Emmanuel Macron souhaitait en faire la grande réforme sociétale de son second quinquennat. « C’est le moment de le faire… Nous le ferons », avait-il glissé à Line Renaud, fervente défenseuse de l'euthanasie, en lui remettant la Grand-Croix de la Légion d'honneur en septembre dernier. Si le sujet s'avère plus épineux que prévu, une réflexion sur la fin de vie et une éventuelle évolution vers une aide active à mourir est lancée sous de multiples formes.
La convention citoyenne, soit 173 Français tirés au sort, s'est réunie pour la première fois le 9 décembre, sous l'égide du Conseil économique social et environnemental (Cese). Sa mission est de répondre à la question suivante : « Le cadre d'accompagnement de la fin de vie est-il adapté aux différentes situations rencontrées ou d'éventuels changements devraient-ils être introduits ? ». « Soyez libres de vous émanciper des idées reçues, de dire vos doutes, vos désaccords », a déclaré Elisabeth Borne en ouverture.
Ses travaux seront rendus en mars. En parallèle, deux ministres, Agnès Firmin Le Bodo (en charge de l'Organisation territoriale et des Professions de santé) et Olivier Véran (porte-parole du gouvernement, en charge du Renouveau démocratique), consultent à tout va, y compris en Espagne, Italie, Belgique et Suisse. Et des groupes parlementaires travaillent la question, en évaluant la loi Leonetti-Claeys de 2016 (mission confiée non sans polémique à Olivier Falorni, auteur d'une proposition de loi pour une fin de vie libre et choisie). La Cour des comptes doit remettre un rapport sur les soins palliatifs d'ici à juin 2023 aux députés. Dans les territoires, les Espaces de réflexion éthique régionaux (Erer) organisent une quarantaine de réunions, conviant des professionnels de santé, des lycéens, des patients, ou encore le grand public. Et l'écrivain Erik Orsenna doit établir un glossaire « des mots de la fin de vie ».
Le CCNE en faveur d'une assistance au suicide
La réflexion ne part pas de rien. Le Comité consultatif national d'éthique (CCNE) a dessiné dans son avis 139, rendu le 13 octobre 2022, les contours d'une aide active à mourir qui serait éthique.
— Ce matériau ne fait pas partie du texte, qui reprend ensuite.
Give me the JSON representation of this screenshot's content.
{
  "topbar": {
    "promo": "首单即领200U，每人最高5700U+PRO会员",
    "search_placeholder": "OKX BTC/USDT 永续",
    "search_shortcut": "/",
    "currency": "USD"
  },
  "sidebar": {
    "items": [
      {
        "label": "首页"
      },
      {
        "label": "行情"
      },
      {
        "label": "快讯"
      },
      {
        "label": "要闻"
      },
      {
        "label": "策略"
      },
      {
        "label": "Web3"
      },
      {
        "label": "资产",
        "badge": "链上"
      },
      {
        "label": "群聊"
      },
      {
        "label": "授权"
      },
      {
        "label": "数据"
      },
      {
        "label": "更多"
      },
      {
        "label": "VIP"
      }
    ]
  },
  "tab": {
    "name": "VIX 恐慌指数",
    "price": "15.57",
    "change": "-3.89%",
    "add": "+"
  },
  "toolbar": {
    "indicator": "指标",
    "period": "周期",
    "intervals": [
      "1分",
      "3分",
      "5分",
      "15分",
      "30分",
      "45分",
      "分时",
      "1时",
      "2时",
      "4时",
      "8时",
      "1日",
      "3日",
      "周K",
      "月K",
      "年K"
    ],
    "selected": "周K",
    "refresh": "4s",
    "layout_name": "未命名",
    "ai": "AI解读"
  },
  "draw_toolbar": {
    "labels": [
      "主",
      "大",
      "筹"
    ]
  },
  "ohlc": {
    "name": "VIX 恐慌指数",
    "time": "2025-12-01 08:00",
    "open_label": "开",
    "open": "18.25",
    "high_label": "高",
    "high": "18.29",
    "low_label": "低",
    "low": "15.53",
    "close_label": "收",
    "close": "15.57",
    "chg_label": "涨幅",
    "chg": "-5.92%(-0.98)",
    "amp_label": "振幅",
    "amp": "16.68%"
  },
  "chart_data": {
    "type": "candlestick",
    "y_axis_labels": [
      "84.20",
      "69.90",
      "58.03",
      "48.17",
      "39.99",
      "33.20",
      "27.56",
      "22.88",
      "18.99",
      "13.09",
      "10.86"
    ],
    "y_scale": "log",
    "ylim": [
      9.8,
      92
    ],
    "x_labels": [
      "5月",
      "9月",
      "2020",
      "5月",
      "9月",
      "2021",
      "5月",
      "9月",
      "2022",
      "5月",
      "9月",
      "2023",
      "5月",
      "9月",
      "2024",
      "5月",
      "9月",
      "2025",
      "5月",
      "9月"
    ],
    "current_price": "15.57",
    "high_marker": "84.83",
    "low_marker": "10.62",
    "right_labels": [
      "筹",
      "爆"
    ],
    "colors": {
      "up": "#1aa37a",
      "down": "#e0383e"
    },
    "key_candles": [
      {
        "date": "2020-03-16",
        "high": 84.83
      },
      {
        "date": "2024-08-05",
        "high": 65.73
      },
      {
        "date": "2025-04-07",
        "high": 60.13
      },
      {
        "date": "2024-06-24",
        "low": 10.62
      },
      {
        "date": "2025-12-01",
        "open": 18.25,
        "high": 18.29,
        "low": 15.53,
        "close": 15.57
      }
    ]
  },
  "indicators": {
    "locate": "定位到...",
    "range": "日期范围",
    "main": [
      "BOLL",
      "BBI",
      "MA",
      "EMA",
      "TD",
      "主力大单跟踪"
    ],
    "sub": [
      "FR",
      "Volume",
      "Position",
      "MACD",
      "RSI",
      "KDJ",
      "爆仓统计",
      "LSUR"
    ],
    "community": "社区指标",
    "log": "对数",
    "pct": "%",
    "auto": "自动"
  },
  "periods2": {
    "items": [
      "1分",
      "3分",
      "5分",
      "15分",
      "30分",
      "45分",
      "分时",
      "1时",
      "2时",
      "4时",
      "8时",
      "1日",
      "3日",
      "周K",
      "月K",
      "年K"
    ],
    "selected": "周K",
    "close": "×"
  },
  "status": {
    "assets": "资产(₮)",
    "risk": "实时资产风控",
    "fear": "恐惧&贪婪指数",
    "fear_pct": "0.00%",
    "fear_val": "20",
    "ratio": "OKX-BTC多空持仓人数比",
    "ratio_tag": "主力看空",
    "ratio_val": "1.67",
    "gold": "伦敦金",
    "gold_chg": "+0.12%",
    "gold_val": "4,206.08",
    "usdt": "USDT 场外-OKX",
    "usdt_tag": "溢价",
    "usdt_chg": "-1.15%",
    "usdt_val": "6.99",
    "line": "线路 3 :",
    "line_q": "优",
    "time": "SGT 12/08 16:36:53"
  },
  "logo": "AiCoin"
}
Constatant que la sédation profonde et continue de la loi de 2016 ne répond qu'aux situations où le pronostic vital est engagé à très court terme, le CCNE propose qu'une assistance au suicide - donner les moyens à une personne de se suicider - soit ouverte aux personnes majeures, atteintes de maladies graves et incurables provoquant des souffrances physiques ou psychiques réfractaires, dont le pronostic vital est engagé à moyen terme.
La France suivra-t-elle in fine l'avis du CCNE - soit un ajustement à la marge de la loi Leonetti-Claeys ? Ira-t-elle jusqu'à la légalisation de l'euthanasie (quand l'injection létale est réalisée par le médecin) ? Quel sera le rôle dévolu au corps médical ? C'est le président de la République qui devrait trancher, sans qu'on sache encore quelle place sera laissée à l'expression de la représentation nationale.
L'urgence du développement des soins palliatifs
Le débat clive la société. Si l'association pour le droit de mourir dans la dignité (ADMD) soutient que 78 % des Français attendent une légalisation de l'aide active à mourir, la Société française d'accompagnement et de soins palliatifs (Sfap) fait valoir que 85 % des soignants y sont défavorables. Seulement 12 % des médecins accepteraient de faire une prescription létale, 6 % envisageraient de l'administrer. Le Conseil national de l'Ordre des médecins se veut « attentif ». « Le médecin doit-il être accompagnateur ? Sûrement. Effecteur ? Je ne crois pas. Ce n'est pas son rôle. Et l'Ordre n'est pas favorable à l'euthanasie », a rappelé son président le Dr François Arnault, insistant dans tous les cas sur l'importance d'une clause de conscience.
Au-delà des divergences, un consensus se dégage sur la nécessité de développer les soins palliatifs, qui font l'objet d'un cinquième plan 2021-2024, piloté par les Drs Olivier Mermet, généraliste, et Bruno Richard, chef du service des soins palliatifs au CHU de Montpellier. Doté de 171 millions d'euros, il vise à garantir un accès à ces soins à tous les citoyens sur tout le territoire.